In 2012, CFAR is founded, and initially takes the debiasing approach. But the organization pretty quickly pivots away from that sort of model (you’ll notice that there are no modules in the current workshop of the form “this is the X fallacy/bias and here is the technique that eliminates or mitigates it.”) Developing debiasing protocols proves to be difficult, but there’s a nearby thing which is very useful and and much more tractable. CFAR borrows the System 1 / System 2 framework from heuristics and biases and develops methods to get those facets of the mind to communicate with one another.

For instance, sometimes a person intellectually endorses an action but doesn’t feel emotionally motivated about it. Propagating urges (or aversion factoring) is a technique that facilitates the dialogue between those parts of the mind, such that one (or both) of them updates and they are both on the same page. Similarly, sometimes a part of the mind has information about how likely a project is to succeed, but that data needs to be queried to be useful. The Inner Simulator / Murphyjitsu is a technique that lets the conscious, verbal system query the part of the mind that automatically makes predictions of that sort.

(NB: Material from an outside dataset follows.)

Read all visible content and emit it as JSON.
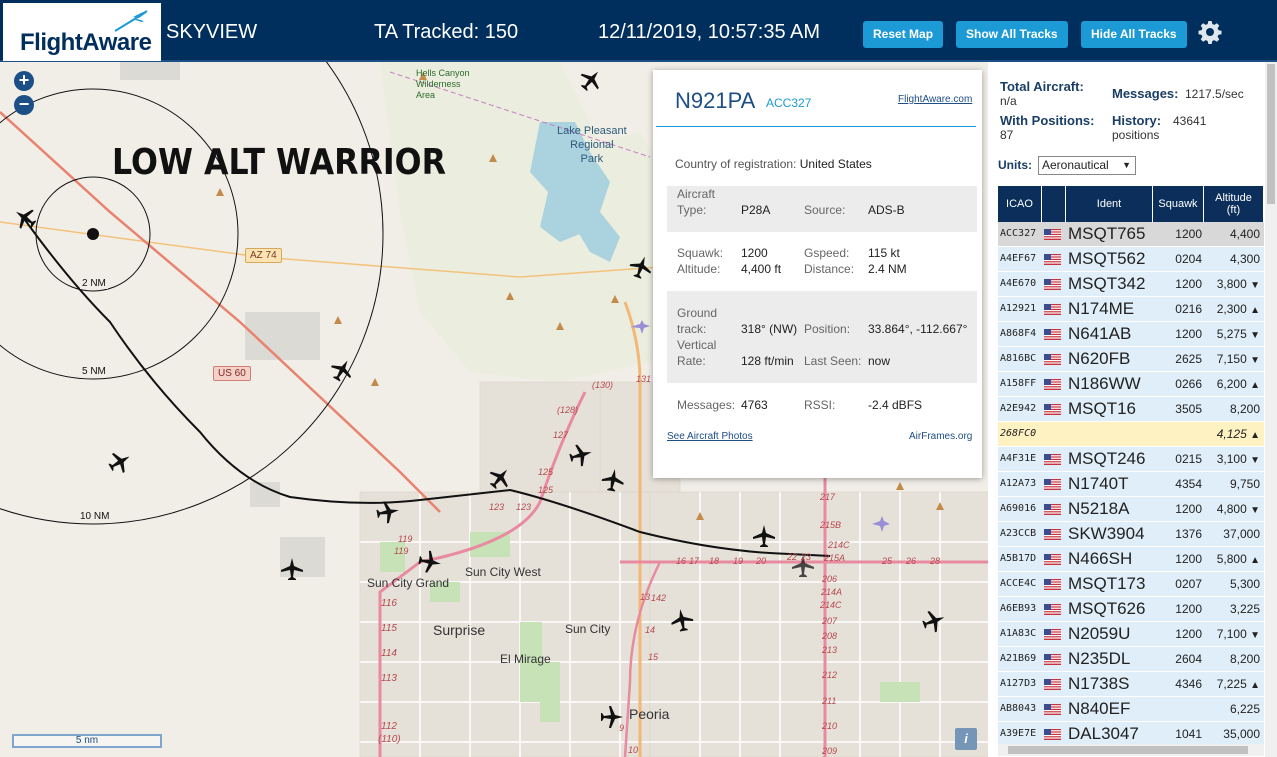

This approach isn’t about mitigating specific biases, but rather propagating information that one already has in one part of his/her mind to other parts of the the cognitive system. We can call this approach the “parts-propagation approach.” It’s about unifying the mind (minding our way style, mostly, but not exclusively) such that all parts of the mind are on the same page and pulling in the same direction, so that we can be more “agenty ducks” (i.e., better approximations of the simplified goal-directed agents of formal rationality, with stable, ordered goals) that can get shit done in the world.

These are three rather different approaches to rationality, and each one entails very different ideas of what the “art of rationality” should look like and what directions research should take. I have thoughts about which of these approaches are most tractable and important, but my goal here is only to clarify some of the confusion about what is meant by “rationality” and why.

Thoughts? Are these categories good ones? Do they carve reality at the joints?